When I was a teen, my family came to Oregon for summer vacation. We stayed a week in Seaside or wandering along the coast. My sister and I were fascinated by the slugs: we didn’t have slugs in Nevada, let alone those huge yellow banana slugs or the blacks ones or – well, shoot: we didn’t have six-inch long fat slugs. We walked along the beach with my mom and collected sand dollars.
Then one day, my dad would say. “It’s time to go home: it’s too green.”
He didn’t mean it was full of environmentalists (that terminology came much later), he meant: it is too green. Ferns, firs, evergreen huckleberries, elderberries, and the various deciduous trees and bushes that grow under the fir canopy, the sitka spruce, the grasses, the hedges, the vista of the Coast Range: shades of green. The Cascades from the Willamette Valley: shades of green.

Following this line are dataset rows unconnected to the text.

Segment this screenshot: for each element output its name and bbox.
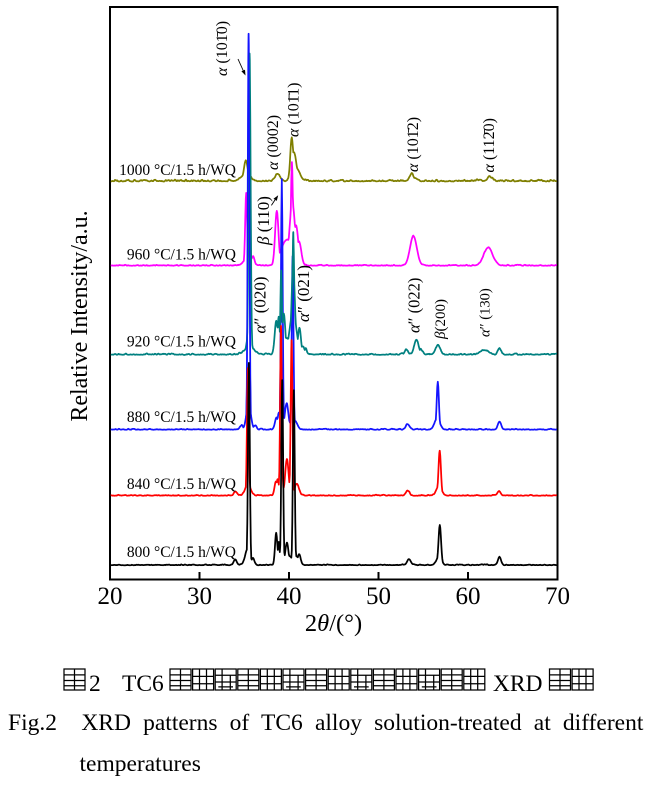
svg-text:30: 30 <box>187 583 212 610</box>
svg-text:20: 20 <box>98 583 123 610</box>
svg-text:α″ (021): α″ (021) <box>294 265 313 322</box>
svg-text:TC6: TC6 <box>122 671 164 697</box>
svg-text:2θ/(°): 2θ/(°) <box>305 610 362 637</box>
svg-text:960 °C/1.5 h/WQ: 960 °C/1.5 h/WQ <box>127 246 236 263</box>
svg-text:60: 60 <box>456 583 481 610</box>
svg-text:920 °C/1.5 h/WQ: 920 °C/1.5 h/WQ <box>127 334 236 351</box>
svg-text:α″ (130): α″ (130) <box>478 288 494 337</box>
svg-text:XRD: XRD <box>493 671 543 697</box>
svg-text:840 °C/1.5 h/WQ: 840 °C/1.5 h/WQ <box>127 476 236 493</box>
svg-text:α″ (022): α″ (022) <box>405 278 424 333</box>
svg-text:2: 2 <box>89 671 101 697</box>
svg-text:temperatures: temperatures <box>80 751 201 777</box>
svg-text:50: 50 <box>366 583 391 610</box>
svg-text:Fig.2 XRD patterns of TC6 all: Fig.2 XRD patterns of TC6 alloy solution… <box>8 710 644 736</box>
svg-text:800 °C/1.5 h/WQ: 800 °C/1.5 h/WQ <box>127 544 236 561</box>
svg-text:α″ (020): α″ (020) <box>251 276 270 333</box>
svg-text:1000 °C/1.5 h/WQ: 1000 °C/1.5 h/WQ <box>119 162 236 179</box>
svg-text:α (101̄2): α (101̄2) <box>405 117 422 172</box>
svg-text:70: 70 <box>545 583 570 610</box>
svg-text:α (101̄1): α (101̄1) <box>286 83 303 137</box>
svg-text:40: 40 <box>277 583 302 610</box>
svg-text:α (101̄0): α (101̄0) <box>214 21 231 76</box>
svg-text:β(200): β(200) <box>433 299 449 340</box>
svg-text:α (112̄0): α (112̄0) <box>481 118 498 172</box>
svg-text:α (0002): α (0002) <box>265 115 282 170</box>
svg-text:β (110): β (110) <box>254 196 273 246</box>
svg-text:Relative Intensity/a.u.: Relative Intensity/a.u. <box>67 210 93 421</box>
svg-text:880 °C/1.5 h/WQ: 880 °C/1.5 h/WQ <box>127 409 236 426</box>
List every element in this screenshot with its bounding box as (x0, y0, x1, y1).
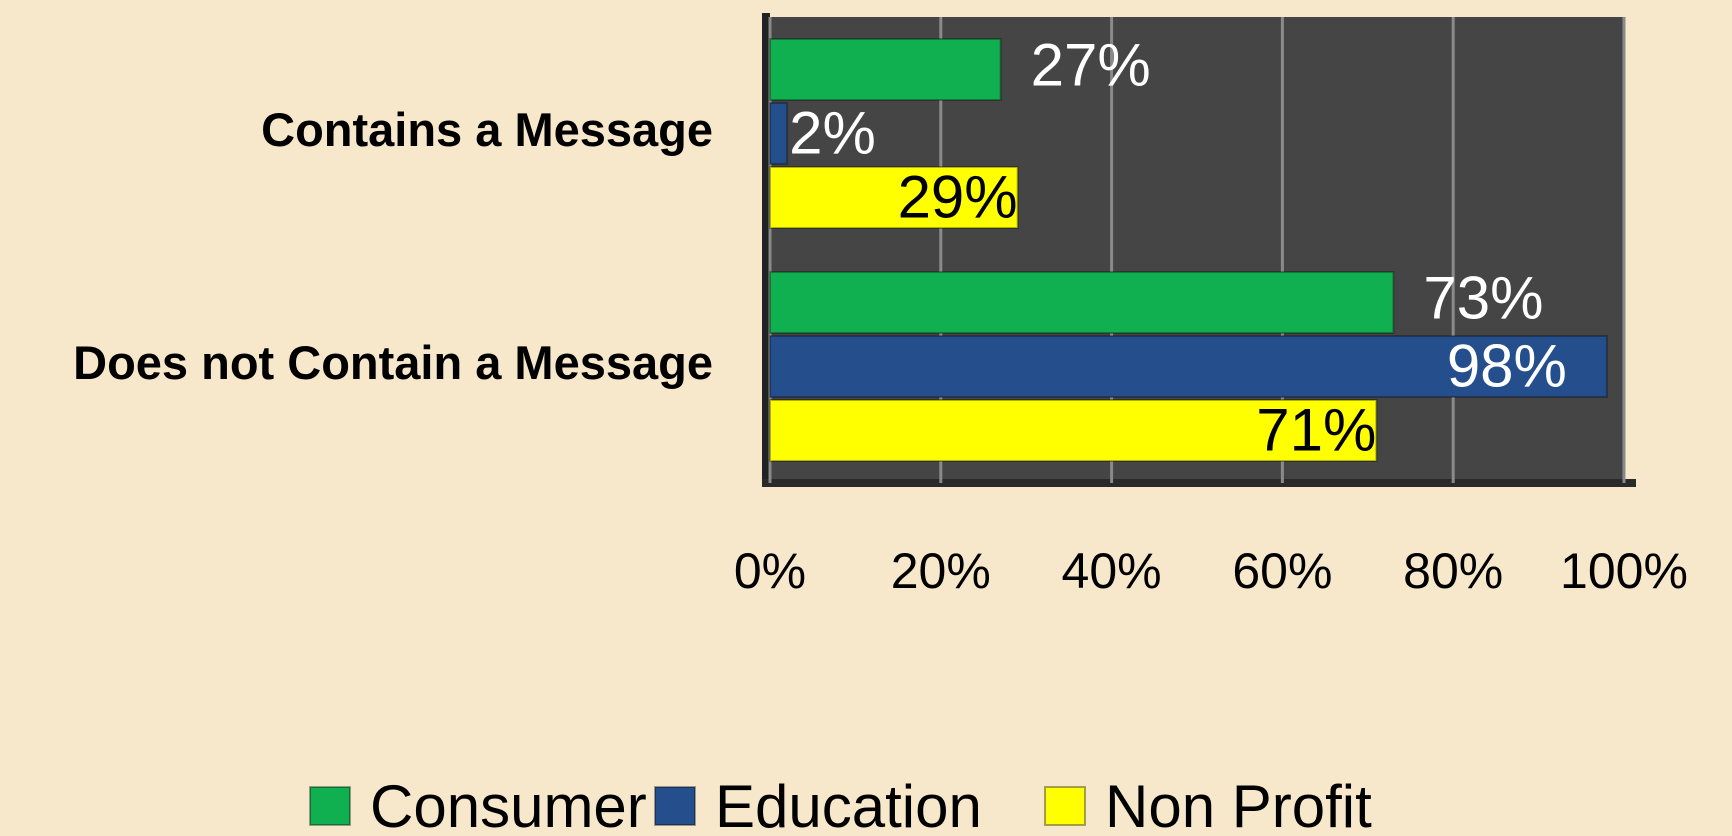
legend-swatch (654, 786, 696, 826)
bar (769, 102, 789, 165)
data-label: 29% (898, 163, 1018, 230)
bar (769, 399, 1378, 462)
data-label: 2% (789, 99, 876, 166)
data-label: 27% (1031, 31, 1151, 98)
plot-wall (762, 13, 770, 487)
bar (769, 271, 1395, 334)
data-label: 73% (1423, 264, 1543, 331)
x-tick-label: 80% (1403, 543, 1503, 599)
bar (769, 38, 1002, 101)
x-tick-label: 0% (734, 543, 806, 599)
category-label: Contains a Message (261, 103, 713, 156)
x-tick-label: 100% (1560, 543, 1688, 599)
legend-swatch (1044, 786, 1086, 826)
x-tick-label: 60% (1232, 543, 1332, 599)
category-label: Does not Contain a Message (73, 336, 713, 389)
legend-label: Education (715, 773, 982, 836)
x-tick-label: 40% (1062, 543, 1162, 599)
data-label: 98% (1447, 332, 1567, 399)
legend-label: Consumer (370, 773, 647, 836)
legend-swatch (309, 786, 351, 826)
legend-label: Non Profit (1105, 773, 1372, 836)
plot-floor (762, 479, 1636, 487)
x-tick-label: 20% (891, 543, 991, 599)
bar (769, 166, 1019, 229)
data-label: 71% (1256, 396, 1376, 463)
bar (769, 335, 1608, 398)
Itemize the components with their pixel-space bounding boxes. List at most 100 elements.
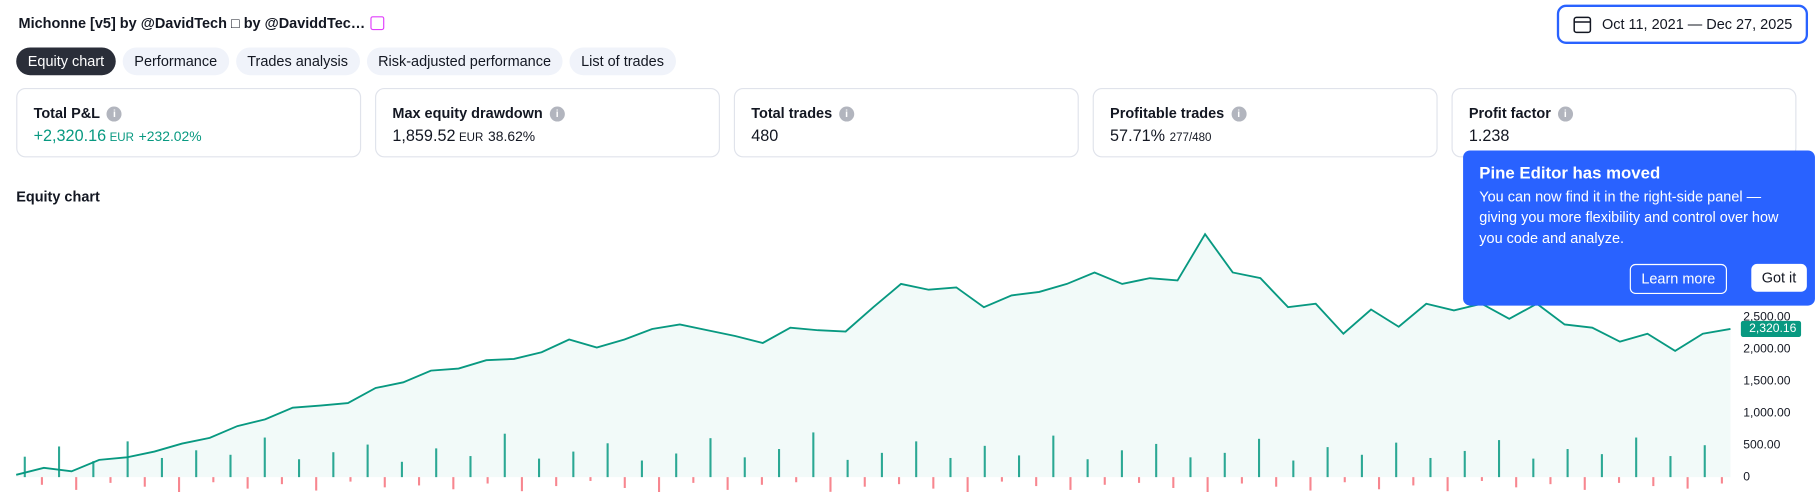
trade-bar: [1240, 477, 1243, 484]
tab[interactable]: Performance: [122, 47, 229, 76]
trade-bar: [1549, 477, 1552, 485]
strategy-title: Michonne [v5] by @DavidTech □ by @Davidd…: [18, 15, 366, 32]
trade-bar: [1446, 477, 1449, 492]
trade-bar: [675, 453, 678, 478]
trade-bar: [23, 456, 26, 478]
trade-bar: [75, 477, 78, 490]
equity-line: [15, 232, 1731, 476]
tab[interactable]: Equity chart: [16, 47, 116, 76]
trade-bar: [1617, 477, 1621, 483]
trade-bar: [1189, 457, 1192, 478]
trade-bar: [1138, 477, 1141, 483]
trade-bar: [1257, 438, 1261, 478]
trade-bar: [1206, 477, 1209, 492]
trade-bar: [863, 477, 866, 487]
trade-bar: [178, 477, 181, 492]
trade-bar: [332, 452, 335, 478]
trade-bar: [452, 477, 455, 490]
trade-bar: [1703, 445, 1706, 478]
metric-value-row: 480: [751, 126, 1061, 145]
metric-label: Max equity drawdown: [392, 105, 543, 122]
trade-bar: [1395, 442, 1398, 478]
date-range-button[interactable]: Oct 11, 2021 — Dec 27, 2025: [1556, 4, 1809, 44]
trade-bar: [1000, 477, 1003, 482]
metric-value-row: 1.238: [1469, 126, 1779, 145]
trade-bar: [1566, 449, 1569, 478]
trade-bar: [435, 448, 438, 478]
tab[interactable]: Risk-adjusted performance: [366, 47, 563, 76]
metric-value: 1.238: [1468, 126, 1510, 145]
metric-label-row: Max equity drawdown i: [392, 105, 702, 122]
icon: [370, 16, 385, 31]
trade-bar: [1223, 452, 1226, 478]
trade-bar: [1052, 435, 1055, 478]
trade-bar: [1155, 443, 1158, 478]
metric-label-row: Total trades i: [751, 105, 1061, 122]
got-it-button[interactable]: Got it: [1751, 263, 1807, 292]
learn-more-button[interactable]: Learn more: [1629, 263, 1727, 295]
metric-extra: +232.02%: [138, 128, 202, 145]
trade-bar: [829, 477, 832, 492]
trade-bar: [692, 477, 695, 483]
metric-label: Total P&L: [33, 105, 101, 122]
trade-bar: [246, 477, 249, 489]
trade-bar: [795, 477, 798, 483]
metric-card: Profitable trades i 57.71% 277/480: [1092, 87, 1438, 158]
trade-bar: [263, 437, 266, 478]
trade-bar: [109, 477, 112, 483]
info-icon: i: [106, 105, 123, 121]
info-icon: i: [1557, 105, 1573, 121]
trade-bar: [1652, 477, 1655, 487]
tab[interactable]: Trades analysis: [235, 47, 360, 76]
trade-bar: [400, 461, 403, 478]
trade-bar: [589, 477, 592, 481]
trade-bar: [126, 441, 129, 478]
trade-bar: [966, 477, 969, 492]
trade-bar: [1600, 454, 1603, 478]
trade-bar: [1309, 477, 1312, 491]
trade-bar: [229, 454, 232, 478]
tab[interactable]: List of trades: [569, 47, 676, 76]
metric-value-row: 57.71% 277/480: [1110, 126, 1420, 145]
metric-label-row: Profit factor i: [1469, 105, 1779, 122]
metric-label: Total trades: [751, 105, 833, 122]
trade-bar: [1377, 477, 1381, 490]
popup: Pine Editor has moved You can now find i…: [1463, 150, 1815, 306]
trade-bar: [1412, 477, 1415, 486]
trade-bar: [658, 477, 661, 492]
metric-value: 1,859.52: [392, 126, 456, 145]
metric-card: Total P&L i +2,320.16 EUR +232.02%: [16, 87, 362, 158]
trade-bar: [469, 456, 472, 478]
trade-bar: [92, 461, 95, 478]
trade-bar: [40, 477, 43, 485]
metric-label-row: Profitable trades i: [1110, 105, 1420, 122]
trade-bar: [1532, 458, 1535, 478]
tab-bar: Equity chart Performance Trades analysis Ri…: [16, 47, 676, 76]
trade-bar: [1360, 454, 1363, 478]
trade-bar: [915, 441, 918, 478]
metric-card: Profit factor i 1.238: [1451, 87, 1797, 158]
trade-bar: [1343, 477, 1346, 483]
trade-bar: [812, 432, 815, 478]
trade-bar: [778, 449, 781, 478]
trade-bar: [143, 477, 146, 487]
metric-value-row: 1,859.52 EUR 38.62%: [392, 126, 702, 145]
trade-bar: [280, 477, 283, 485]
trade-bar: [880, 452, 883, 478]
trade-bar: [640, 460, 643, 478]
trade-bar: [743, 457, 746, 478]
trade-bar: [1635, 437, 1638, 478]
trade-bar: [898, 477, 901, 485]
trade-bar: [520, 477, 523, 492]
trade-bar: [709, 438, 712, 478]
trade-bar: [1103, 477, 1106, 485]
info-icon: i: [839, 105, 855, 121]
trade-bar: [1018, 455, 1021, 478]
trade-bar: [1429, 457, 1432, 478]
trade-bar: [726, 477, 729, 490]
metric-card: Total trades i 480: [733, 87, 1079, 158]
trade-bar: [1275, 477, 1278, 487]
info-icon: i: [549, 105, 565, 121]
metric-extra: 38.62%: [488, 128, 536, 145]
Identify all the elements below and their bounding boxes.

He meant that he longed for the pottery colors of the high desert: the browns, pale blues, purples, and sage green. The browns that fade into the distance, become blue and purple hills, and the sagebrush & rabbit brush that dot the landscape. He missed the granite and basalt ridges and the white alkali valley floor, cracked and dry and dusty – or muddy brown.
Every winter I endure in the Willamette Valley is another winter I dream of pottery colors. Staring out the dark window into the subdued light of day, the green of the fir trees turning dark and mysterious while lawns sprout up and out in grass green and the rhododendrons create a framework of evergreen that is still another shade of green between the fir and grass – I miss pottery colors.
On a rainy day, it is just brown upon brown upon brown in the high desert. But rainy days are not infinite and the sun comes out and the temperature drops. Hoar frost paints the landscape. The browns are complemented with the sage green, the yellow of dry grasses, and the fading purple and blue mountains; the darker brown basalt rocks and the soft grey granites accent the hills. Earth tones. Pottery colors.
The greens have their own beauty. When the sun comes out and you can distinguish the shades, there are mosses, bracken fern, ferns, deciduous greens, firs, pines, spruce, hemlock, yew. The green rises into great pinnacles of mountains and deep, sudden vales. It turns blue-green in the distance and shimmers in the blue haze of the Cascade peaks reaching above the timberline. Those peaks are white with glaciers.
In a recent conversation with my son who is in Maryland, he mentioned his own form of homesickness: “There are no mountains on the East Coast.” he said. “If they don’t rise above timberline, they aren’t mountains: they’re just foothills.”
I really do not mind the Willamette Valley that much, it is just that winter gets to me: endless days of no sunshine. Rain that comes in all forms: mizzle, mist, rain, downpour, drizzle, sleet. The grey clouds that hang low over the earth and obscure that skyline of Cascade peaks reaching high above the timberline, glacial white and deadly. The grey clouds that block the sunlight and make noon, dusk.
It isn’t too green: it is too grey.

Jaci, BEAUTIFUL. Beautifully written. You should get this published in New Mexico Highways.
Well done, Jaci! How about Nevada Magazine? Beautiful magazine. I wonder if it is still being published?